Contributions of DNA methylation aberrancies in shaping the cancer epigenome

Abstract

Genetic alterations, including DNA sequence and copy number alterations, have been characterized in human cancers for over several decades. However, it is becoming increasingly evident that in addition to these events, epigenetic changes are widespread in virtually every cancer type.
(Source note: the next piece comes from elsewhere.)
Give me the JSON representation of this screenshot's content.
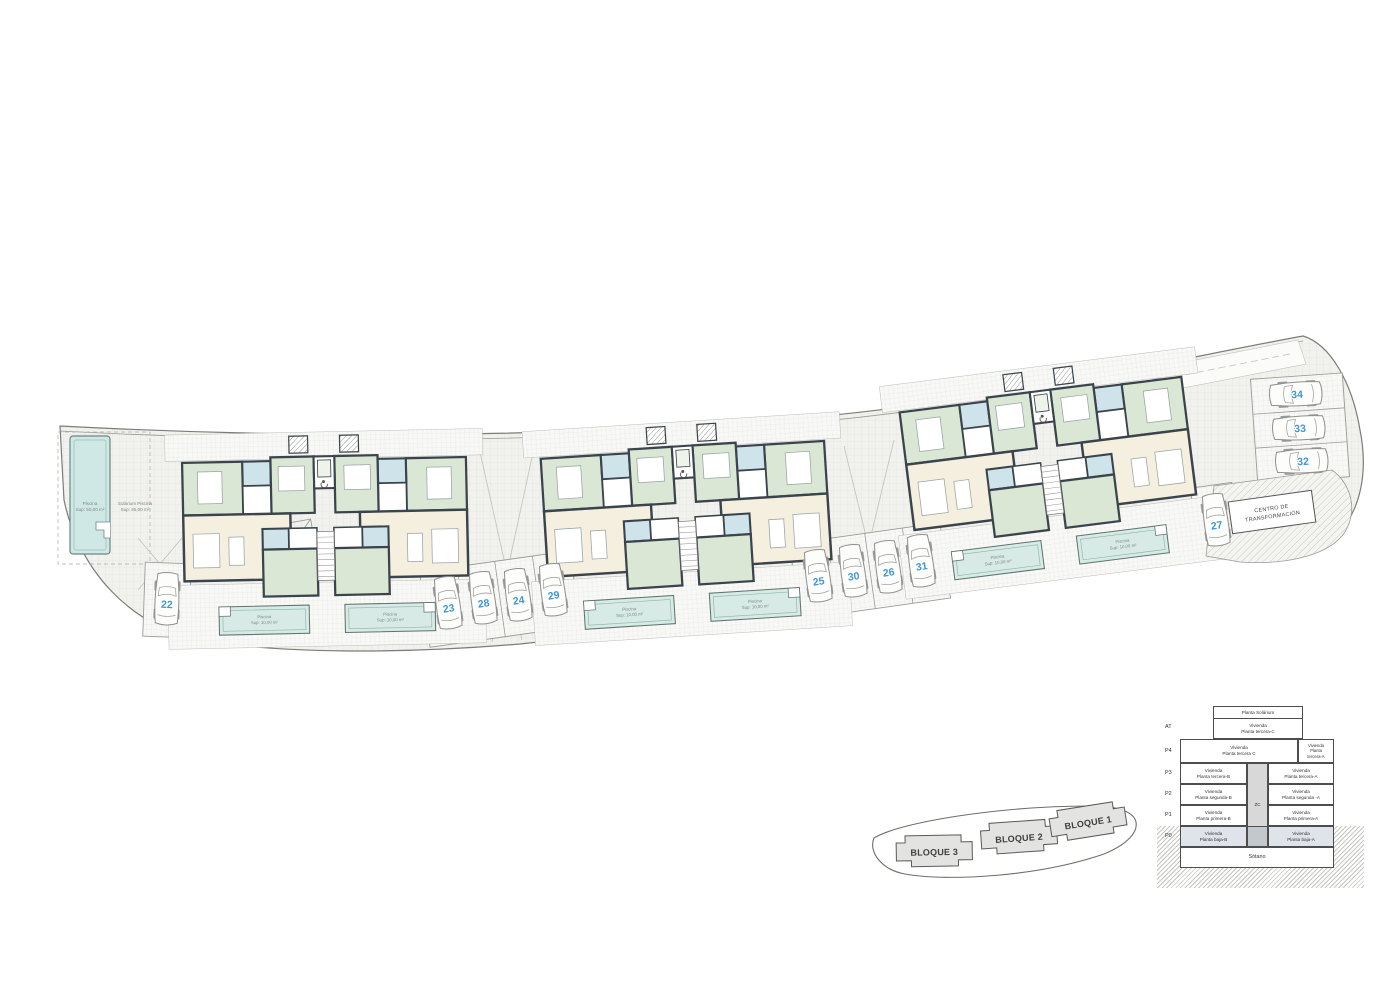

The scientific literature is rich with reports of changes in DNA methylation, chromatin modifications and nucleosome occupancy, all of which contribute to the aberrant gene expression profiles described in human cancers. Whilst genetic and epigenetic alterations have been historically characterized on a candidate gene and cancer-type basis, the unprecedented acceleration in microarray and next-generation sequencing technologies used to profile large collections of primary specimens has provided a panoramic, genome-wide view of cancer genomes and epigenomes. For the first time, the relationships between individual alterations can be understood, with the ultimate goal of improving cancer detection, monitoring, surveillance and most importantly, treatment. A central aspect of these involves characterizing DNA methylation alterations in human cancers. DNA methylation aberrancies are present in every tumor type, serve as stable biomarkers of disease, are associated with patient clinical features, and are reversible through the application of DNA methylation inhibitors. DNA methylation inhibitors are currently used in treating patients with myelodysplastic syndromes (MDSs) and acute myeloid leukemia (AML), and new inhibitors are currently in clinical trials for potential cancer treatment. This review highlights DNA methylation changes and their significance in human cancers from mechanistic, biomarker and treatment perspectives.